Customers were understandably horrified that McDonald’s would use a reference to such a dark day in history to sell dessert, and McDonald’s pulled the ad.

The Lesson

It’s a small world. Companies have always had to be careful about how people would receive their localized campaigns and products in other cultures. Ford had to rename their Pinto in Spanish-speaking companies, where “pinto” is a slang term for male genitalia. In Portugal, it’s possible that “Sundae, Bloody Sundae” isn’t a sensitive subject. McDonald’s mistake was in failing to realize that the ad would spread.

4. That Peloton Ad

If you haven’t heard the hubbub about a particular holiday-themed commercial for exercise bike company Peloton, we’d love to take a tour of the rock you’ve been living under. The ad takes a first-person, video-diary perspective of a woman gifted a Peloton bike by her husband. The woman in the ad is nervous at the beginning of her journey, but expresses gratitude by the end, saying she had no idea how much the bike would change her life.

The Lesson

As of late December 2019, the ad has 21,000 thumbs-ups on YouTube and 24,000 thumbs-downs, so it’s safe to say that reactions have been mixed. Critics of the ad say that gifting an exercise bike to a woman has sexist undertones, implying that her appearance is more important than anything else and that it’s her responsibility to maintain her fitness for her husband’s benefit.

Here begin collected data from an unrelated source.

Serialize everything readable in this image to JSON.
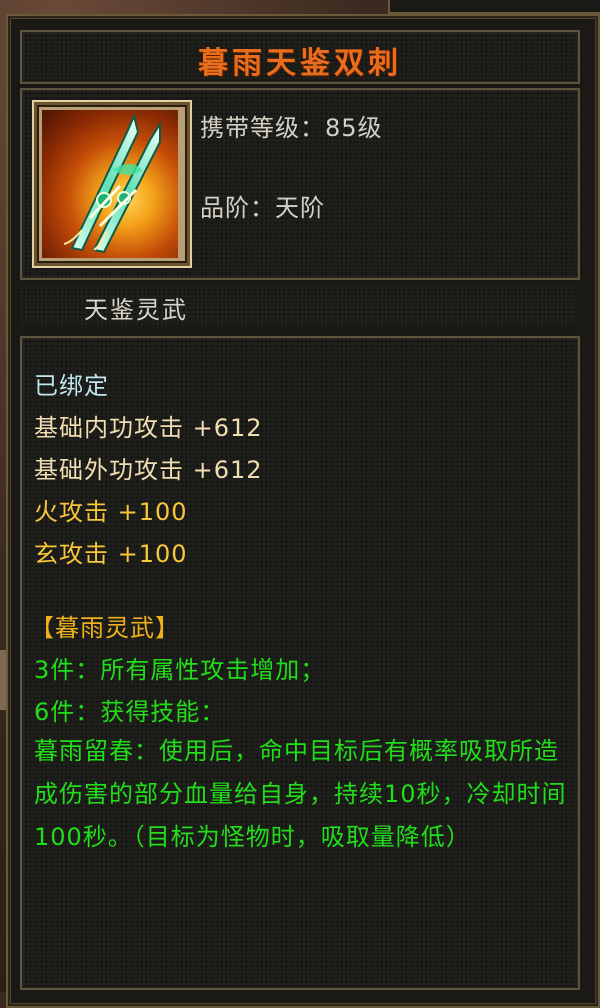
{
  "item": {
    "name": "暮雨天鉴双刺",
    "carry_level": "携带等级：85级",
    "grade": "品阶：天阶",
    "category": "天鉴灵武",
    "icon": "twin-blade-weapon-icon"
  },
  "attributes": {
    "bound": "已绑定",
    "base_lines": [
      "基础内功攻击 +612",
      "基础外功攻击 +612"
    ],
    "element_lines": [
      "火攻击 +100",
      "玄攻击 +100"
    ]
  },
  "set_bonus": {
    "title": "【暮雨灵武】",
    "lines": [
      "3件：所有属性攻击增加；",
      "6件：获得技能："
    ],
    "skill_description": "暮雨留春：使用后，命中目标后有概率吸取所造成伤害的部分血量给自身，持续10秒，冷却时间100秒。（目标为怪物时，吸取量降低）"
  },
  "colors": {
    "title": "#e86e1e",
    "bound": "#bfe4ee",
    "base": "#f0deb2",
    "element": "#f8c63a",
    "set_text": "#22dd1a"
  }
}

Defenders maintain that there’s nothing sexist about buying a woman who’s clearly a fitness enthusiast a toy (and a pretty fancy one) in service of her favorite hobby. It’s also worth noting that she explicitly enjoys the Peloton in the commercial.

The lesson is that marketing will always be unpredictable. It’s clear from the fact that Peloton hasn’t pulled the ad that they don’t see anything wrong with it, through their market cap took nearly a billion-dollar hit. The fact is that just because people outside your target market don’t like what you’re doing doesn’t mean you’re doing anything wrong. Peloton is sticking to their guns. Sometimes you should too.

The Bottom Line

It’s a marketer’s responsibility to keep their finger on the pulse of the world. They need to be aware of what people are talking about, what they like and don’t like, and the latest slang. But as a marketer, you’ll also have to remember that you can’t be all things to all people.

A message that appeals to one group might bother another, and social media can amplify the message of relatively small groups of detractors so that their voices are deafening — that doesn’t mean they represent everyone. If you want your marketing to succeed, you’ll have to take risks to walk that line.